The Fifth District reversed the order requiring Greg to compensate Penny for the pension reduction, finding it violated federal preemption principles under the Uniformed Services Former Spouses’ Protection Act. Federal law prohibits state courts from treating VA disability benefits as divisible marital property, and ordering a veteran to pay the equivalent from other assets impermissibly circumvents this prohibition.
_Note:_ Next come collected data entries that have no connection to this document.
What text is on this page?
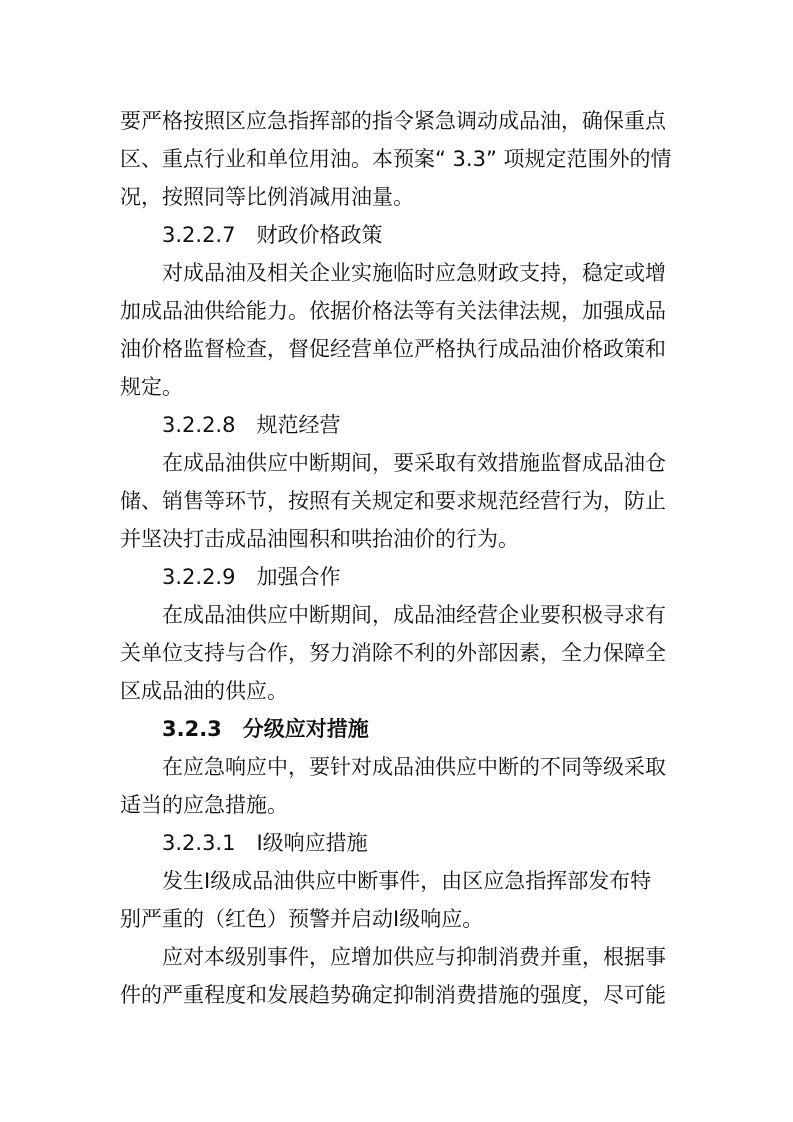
要严格按照区应急指挥部的指令紧急调动成品油，确保重点
区、重点行业和单位用油。本预案“ 3.3” 项规定范围外的情
况，按照同等比例消减用油量。
3.2.2.7　财政价格政策
对成品油及相关企业实施临时应急财政支持，稳定或增
加成品油供给能力。依据价格法等有关法律法规，加强成品
油价格监督检查，督促经营单位严格执行成品油价格政策和
规定。
3.2.2.8　规范经营
在成品油供应中断期间，要采取有效措施监督成品油仓
储、销售等环节，按照有关规定和要求规范经营行为，防止
并坚决打击成品油囤积和哄抬油价的行为。
3.2.2.9　加强合作
在成品油供应中断期间，成品油经营企业要积极寻求有
关单位支持与合作，努力消除不利的外部因素，全力保障全
区成品油的供应。
3.2.3　分级应对措施
在应急响应中，要针对成品油供应中断的不同等级采取
适当的应急措施。
3.2.3.1　Ⅰ级响应措施
发生Ⅰ级成品油供应中断事件，由区应急指挥部发布特
别严重的（红色）预警并启动Ⅰ级响应。
应对本级别事件，应增加供应与抑制消费并重，根据事
件的严重程度和发展趋势确定抑制消费措施的强度，尽可能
The court affirmed the denial of Greg’s motion to modify maintenance.

Key Takeaways

  • Under federal law (10 U.S.C. § 1408), state courts may not divide VA disability benefits as marital property.
  • An order requiring a veteran to pay an equivalent amount from other sources impermissibly circumvents the federal prohibition, even when styled as enforcement of an existing MSA.
  • The court distinguished between impermissible division of disability benefits and permissible consideration of disability income for maintenance purposes.

Why It Matters

This decision addresses a recurring tension in military divorce cases where a veteran’s post-divorce election of disability benefits reduces the pension share available to the former spouse. The ruling reinforces that federal preemption bars indirect methods of dividing exempt disability pay.